Percebi essa forte atração essa semana, quando peguei aquelas duas horas do dia, as únicas que tenho só para mim, para fazer o que quiser: lanchar, ler jornal, andar à toa, encontrar alguém... enfim um breve espaço de tempo que, às vezes, costuma existir entre o trabalho e a aula. Tinha as duas horas pela frente, mas o que quis fazer? Correr para pegar uma sessão (gratuita ainda por cima) das 17h no Cine Humberto Mauro.
O filme?
"E Deus criou a mulher", clássico francês com a maravilhosa Brigitte Bardot. A identificação foi completa.
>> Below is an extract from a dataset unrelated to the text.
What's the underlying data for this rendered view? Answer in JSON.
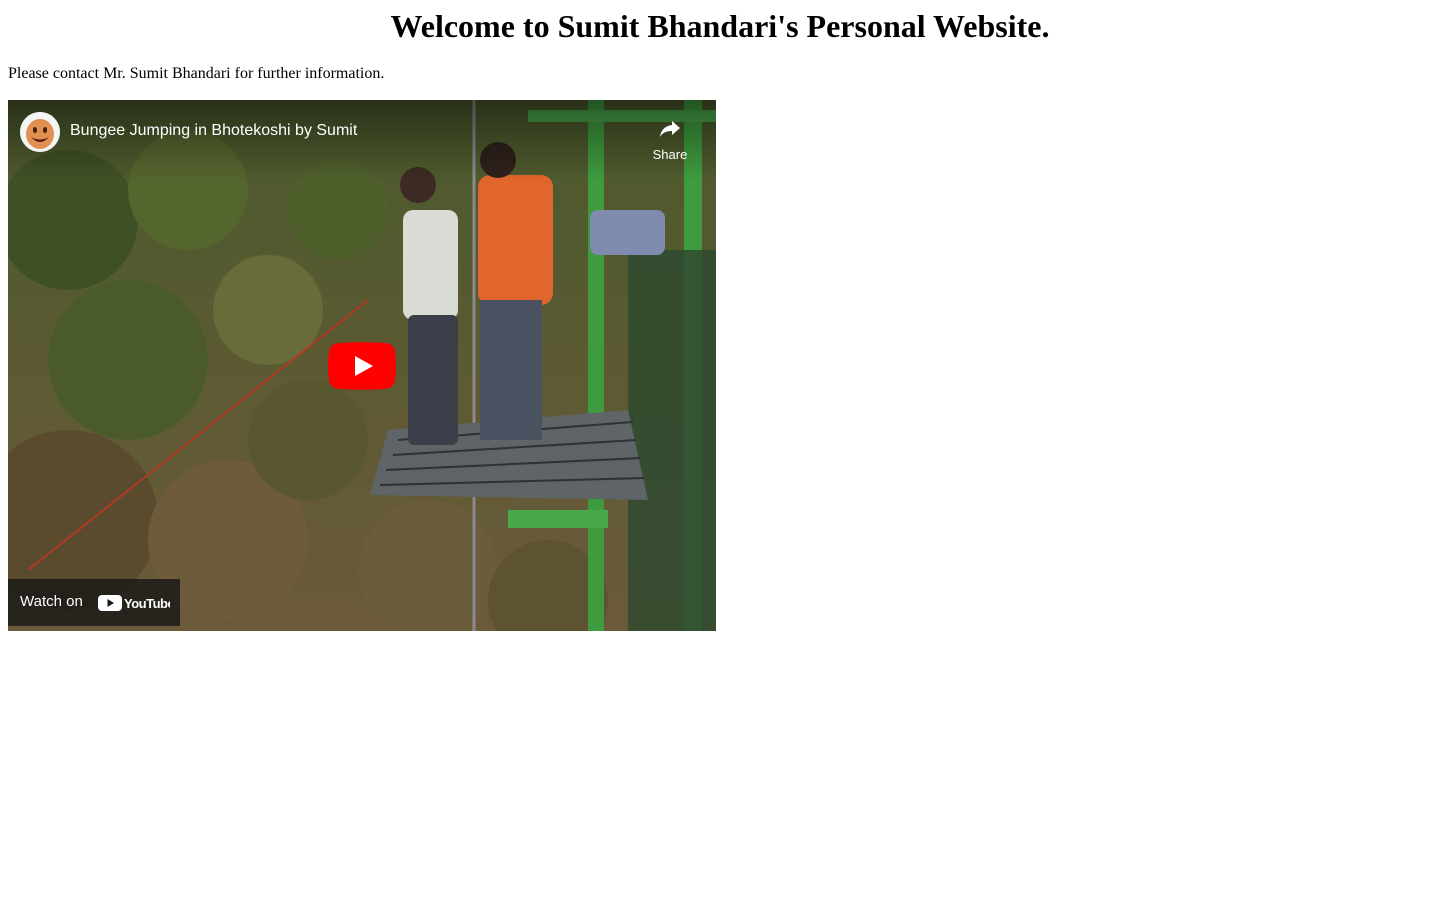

Quando vi o mocinho de vinte anos que queria se casar com a garotinha que era de todo mundo, lembrei-me da minha ingenuidade nessa idade. Os preconceitos da época, que nada mudaram até hoje, também me fizeram lembrar do mundo lá fora que, muitas vezes, ignoro.
Destaque para o breve diálogo que ela trava com uma educadora que tenta abordá-la na livraria em que trabalha:
- Nós podemos aceitá-la de volta como interna em nossa instituição. Para isso você só precisa de ir a um médico e trazer um atestado.
- Como assim?
- Um atestado de que você ainda é moça.
- Desculpe-me, mas eu não sabia que o amor agora tinha virado uma doença. Pode ficar despreocupada que você está vacinada.